Chernoe kofe i jogUrt, pozhaluista!
Alina Israeli
aisrael at AMERICAN.EDU
Tue Sep 1 17:03:35 UTC 2009
Russian language purist periodically take one word and make it into an
anti-corruption banner, because they say language is getting corrupted.
(I periodically wonder how Romans should have deplored the disastrous
vulgarisation of their language.) As a result that particular word
exhibits decades if not centuries of fluctuation, unlike other similar
words. In the beginning of the 19th century such a word was "zvOnit". If
they had left it alone, the stress would have moved from the ending onto
the stem by the end of the 19th century and only historians of the
language might have heard about it.
Similarly the gender of the word "kofe" is a perennial stumbling block.

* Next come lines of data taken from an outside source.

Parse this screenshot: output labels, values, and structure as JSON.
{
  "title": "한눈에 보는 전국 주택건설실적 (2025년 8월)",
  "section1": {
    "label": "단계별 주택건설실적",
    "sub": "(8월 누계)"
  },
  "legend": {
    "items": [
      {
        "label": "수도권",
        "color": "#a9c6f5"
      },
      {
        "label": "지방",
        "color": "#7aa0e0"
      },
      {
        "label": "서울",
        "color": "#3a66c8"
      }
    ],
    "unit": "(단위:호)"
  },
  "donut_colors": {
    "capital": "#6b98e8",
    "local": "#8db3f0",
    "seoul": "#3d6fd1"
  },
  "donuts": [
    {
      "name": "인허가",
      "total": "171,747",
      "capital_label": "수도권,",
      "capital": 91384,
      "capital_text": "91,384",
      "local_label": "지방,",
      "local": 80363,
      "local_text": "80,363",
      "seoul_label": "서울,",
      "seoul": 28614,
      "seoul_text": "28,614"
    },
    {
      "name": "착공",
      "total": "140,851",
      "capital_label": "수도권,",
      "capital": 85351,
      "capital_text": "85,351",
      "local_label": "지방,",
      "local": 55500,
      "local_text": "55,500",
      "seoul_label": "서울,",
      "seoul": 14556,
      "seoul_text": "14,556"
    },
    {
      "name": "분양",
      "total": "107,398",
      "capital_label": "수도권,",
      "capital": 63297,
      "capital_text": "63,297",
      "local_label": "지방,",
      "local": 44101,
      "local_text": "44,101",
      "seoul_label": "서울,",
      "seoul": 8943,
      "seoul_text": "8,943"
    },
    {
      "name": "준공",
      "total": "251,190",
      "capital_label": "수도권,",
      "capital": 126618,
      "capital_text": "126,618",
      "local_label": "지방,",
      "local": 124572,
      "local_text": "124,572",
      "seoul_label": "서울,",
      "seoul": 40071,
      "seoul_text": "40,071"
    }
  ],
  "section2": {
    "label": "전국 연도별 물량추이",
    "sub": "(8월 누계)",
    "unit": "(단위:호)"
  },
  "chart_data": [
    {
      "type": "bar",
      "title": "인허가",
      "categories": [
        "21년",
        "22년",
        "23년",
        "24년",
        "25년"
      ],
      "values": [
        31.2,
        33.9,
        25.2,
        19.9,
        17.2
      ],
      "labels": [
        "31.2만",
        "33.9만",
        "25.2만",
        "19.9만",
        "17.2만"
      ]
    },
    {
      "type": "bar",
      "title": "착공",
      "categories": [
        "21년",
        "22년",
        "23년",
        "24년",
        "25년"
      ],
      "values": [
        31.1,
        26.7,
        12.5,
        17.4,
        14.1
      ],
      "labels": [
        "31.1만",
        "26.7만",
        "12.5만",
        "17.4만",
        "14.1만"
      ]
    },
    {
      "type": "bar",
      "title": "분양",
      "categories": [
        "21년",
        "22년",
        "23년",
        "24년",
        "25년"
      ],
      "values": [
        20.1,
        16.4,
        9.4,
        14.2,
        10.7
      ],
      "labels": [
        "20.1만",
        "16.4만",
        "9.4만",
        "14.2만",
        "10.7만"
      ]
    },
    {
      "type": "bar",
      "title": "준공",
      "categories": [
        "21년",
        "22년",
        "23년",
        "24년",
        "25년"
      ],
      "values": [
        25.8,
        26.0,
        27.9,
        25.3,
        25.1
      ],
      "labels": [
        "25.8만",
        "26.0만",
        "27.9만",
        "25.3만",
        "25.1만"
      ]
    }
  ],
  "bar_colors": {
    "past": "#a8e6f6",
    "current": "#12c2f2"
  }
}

From kifij to foreign looking kofe, but still preserving kofeëk. What
harm would there be if it had a morphologically predictable gender?
It's not like no other noun has ever changed gender, or adjusted its
gender. One of my fairly (5-7 years ago) recent discovery is the word
"kanifol'" ('rosin'), not a terribly popular word, so who cares: it was
masculine, now it's feminine. There are plenty of other examples of
various morphological changes, for example "sanatorija" is no longer in
use, only "sanatorij". Rojal' was feminine, now it's masculine.
Stresses move around in Russian even in native words, but in borrowings,
there should be no surprises that it adjusts either closer to the
original or more convenient for the Russian system. Péru became Perú,
Bostón became Bóston in my life time. And again such examples are
plentiful.
As a linguist I understand the trend, but as a person I deplore the use
of tvórog, why is no one mentioning it? Somehow it's not on anyone's
radar screen, unlike kofe. Igor' Efimov published a very funny short
story about tvorog with stresses, but everywhere on tvórog. Would I ever
use that story in class? Of course not, it goes against my grain. But
obviously for a lot of people it's the norm. And the generation of my
grand-children wouldn't even know that there was an issue.